U.S. President Donald Trump speaks to the press about deploying federal law enforcement agents in Washington to bolster the local police presence, in the Press Briefing Room at the White House, in Washington D.C., U.S., August 11, 2025. REUTERS/Annabelle Gordon

The president of the United States is cheating.

His tariffs are pushing up the price of everything, which means inflation remains high, which means interest rates remain high.

But instead of rethinking the wisdom of a ruinous national sales tax, which is what tariffs are, he’s bullying those who set interest rates.

Last night, Donald Trump claimed to have fired one of them. It was his first real attempt at taking control of the independent Federal Reserve.

He doesn’t have the authority to fire Fed Governor Lisa Cook. (This morning, she said she won’t resign. This afternoon, her attorney said she will sue.) But the US Supreme Court could give it to him.

Then what? Trump will set interest rates more or less at random. The last time a strongman did that was in Turkey. Inflation soared. This time next year, you could be remembering $7 eggs with nostalgia.

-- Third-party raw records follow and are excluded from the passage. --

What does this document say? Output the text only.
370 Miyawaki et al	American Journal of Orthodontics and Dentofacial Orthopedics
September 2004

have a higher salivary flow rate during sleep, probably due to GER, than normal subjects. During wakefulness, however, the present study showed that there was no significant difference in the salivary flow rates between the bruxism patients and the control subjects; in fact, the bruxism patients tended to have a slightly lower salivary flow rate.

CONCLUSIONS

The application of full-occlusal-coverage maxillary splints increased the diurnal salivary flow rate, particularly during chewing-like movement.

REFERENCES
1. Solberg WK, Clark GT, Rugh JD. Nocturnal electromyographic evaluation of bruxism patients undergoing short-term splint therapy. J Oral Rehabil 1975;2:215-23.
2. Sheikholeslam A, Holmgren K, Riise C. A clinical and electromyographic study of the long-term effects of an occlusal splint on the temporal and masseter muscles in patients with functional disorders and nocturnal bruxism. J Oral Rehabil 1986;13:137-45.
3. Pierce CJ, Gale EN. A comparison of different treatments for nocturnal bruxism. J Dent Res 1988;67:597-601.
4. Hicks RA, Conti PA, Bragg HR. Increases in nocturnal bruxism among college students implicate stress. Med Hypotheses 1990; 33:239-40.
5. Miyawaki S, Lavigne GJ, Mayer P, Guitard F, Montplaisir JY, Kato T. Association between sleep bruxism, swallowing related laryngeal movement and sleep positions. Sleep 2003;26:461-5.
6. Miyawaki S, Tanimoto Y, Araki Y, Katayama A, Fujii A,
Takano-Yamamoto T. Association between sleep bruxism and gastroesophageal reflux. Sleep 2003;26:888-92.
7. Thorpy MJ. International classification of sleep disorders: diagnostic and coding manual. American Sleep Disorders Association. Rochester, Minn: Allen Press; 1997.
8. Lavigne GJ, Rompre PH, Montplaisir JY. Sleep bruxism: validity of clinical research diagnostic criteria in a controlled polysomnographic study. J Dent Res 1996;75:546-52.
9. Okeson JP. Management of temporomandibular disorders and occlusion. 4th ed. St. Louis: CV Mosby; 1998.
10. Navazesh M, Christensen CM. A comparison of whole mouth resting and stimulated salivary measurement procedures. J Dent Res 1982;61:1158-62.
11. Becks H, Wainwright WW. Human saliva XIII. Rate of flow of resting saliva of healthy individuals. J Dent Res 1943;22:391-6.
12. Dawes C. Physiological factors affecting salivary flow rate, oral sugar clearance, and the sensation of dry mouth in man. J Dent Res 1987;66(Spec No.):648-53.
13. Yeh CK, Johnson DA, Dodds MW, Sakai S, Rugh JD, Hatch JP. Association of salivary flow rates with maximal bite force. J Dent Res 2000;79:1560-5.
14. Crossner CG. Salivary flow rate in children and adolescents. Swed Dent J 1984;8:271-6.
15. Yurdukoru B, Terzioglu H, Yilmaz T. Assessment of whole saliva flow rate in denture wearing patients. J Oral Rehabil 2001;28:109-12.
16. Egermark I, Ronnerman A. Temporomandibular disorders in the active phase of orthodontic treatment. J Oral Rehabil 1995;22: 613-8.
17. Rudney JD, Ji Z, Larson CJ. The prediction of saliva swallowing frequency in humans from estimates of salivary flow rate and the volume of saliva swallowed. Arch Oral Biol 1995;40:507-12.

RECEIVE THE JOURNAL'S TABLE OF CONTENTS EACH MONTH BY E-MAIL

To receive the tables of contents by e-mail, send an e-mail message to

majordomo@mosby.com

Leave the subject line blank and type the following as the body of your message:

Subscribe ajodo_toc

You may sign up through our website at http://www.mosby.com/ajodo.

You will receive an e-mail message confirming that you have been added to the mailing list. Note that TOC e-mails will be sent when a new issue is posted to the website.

And then, after it’s clear that Donald Trump is the cause of the biggest inflationary spike in American history, wiping out entire sectors of the economy, what will he do? Find someone else to blame for his terrible, stupid, malicious decisions. As he did with Lisa Cook, he’ll make up out of whole cloth the flimsiest of pretexts for doing what he wants to do.

He will cheat again to cover up his cheating.

And when I say “malicious,” I mean it. In Trump’s hands, tariffs were never a tool for achieving a policy goal, like bringing manufacturing back to America. They were and are tools for committing high crimes.

Everyone gets taxed, but there are exceptions – paid for by very obscenely rich corporate leaders who do not see the bribery of a president as treasonous but merely the cost of doing business.

The malice goes deeper. It’s not enough to make himself richer than he is. He has to take something away from you. With the national sales tax, cuts to government services, his toxic legislative agenda and more, he’s taking your money, your health care, your security and your hope. They must complement their wealth with a dollop of suffering, which is to say, yours. Watching you struggle is fun! The only thing better is watching their own supporters volunteer to struggle. Funner!

Feeling resentful yet?

You were told all your life that if you educate yourself, work hard and act honorably, you can succeed. That was the deal. You understood and accepted the terms. So you planned, you organized and you invested, accordingly, with the reasonable expectation of living up to your end of the bargain, thus making the American dream come true.

Donald Trump, however, never met a bargaining partner he did not betray in the end. In his eyes, square deals are for suckers. There are winners. There are losers. And he’s always the winner, because he always cheats. The trick is hiding his intentions, getting you to buy into the idea and committing yourself. Then he’s got you. You have to live by the terms of his contract on you. But Trump? Cheat cheat cheat.

A normal president would see falling poll numbers and change course quick to get right with the American people. Not Donald Trump. He sees falling poll numbers as reason to cheat harder. He’s squeezing more Republicans out of red states (gerrymandering) and creating conditions to scare voters away from voting next year with armed military personnel patrolling the streets of major American cities.

First, he picks our pockets. Then, he obstructs justice.

The perfect crime.

Here’s what I want you to do: Think about what it means for a criminal president to be the primary source of economic instability, disorder and chaos while, at the same time you, a normal law-abiding person, are doing everything you possibly can to get ahead or just get by.

Think about the fact that you’re falling farther behind, despite working hard and despite obeying the rules. Think about the feeling you have when you hear Trump say, as he did today, that he has “the right to do anything I want to do. I'm the president of the United States."

Is that feeling resentment? It should be.

Liberals don’t usually talk about resentment. We think that’s what Trump and his people do. We think nothing good can come of it.

But there’s resentment based on bigotry and prejudice, and there’s resentment based on actual material harms done to you and your family by a president who breaks the terms of the social contract, with impunity, all while falsely claiming that the dream is coming true.

Liberals tend to think resentment is irrational. But there’s nothing irrational about getting angry at the sight of a president who cheats to cover up his cheating, and who could, in the coming months, take over the Federal Reserve, spike inflation, and vaporize lives and fortunes.

It would be irrational if you didn’t feel resentment.

In the years ahead, resentment is almost certainly going to be a major feature of American politics, if not the feature, as it will drive the resistance against Trump while forcing him to crack down on that opposition by whatever means are befitting of a criminal president.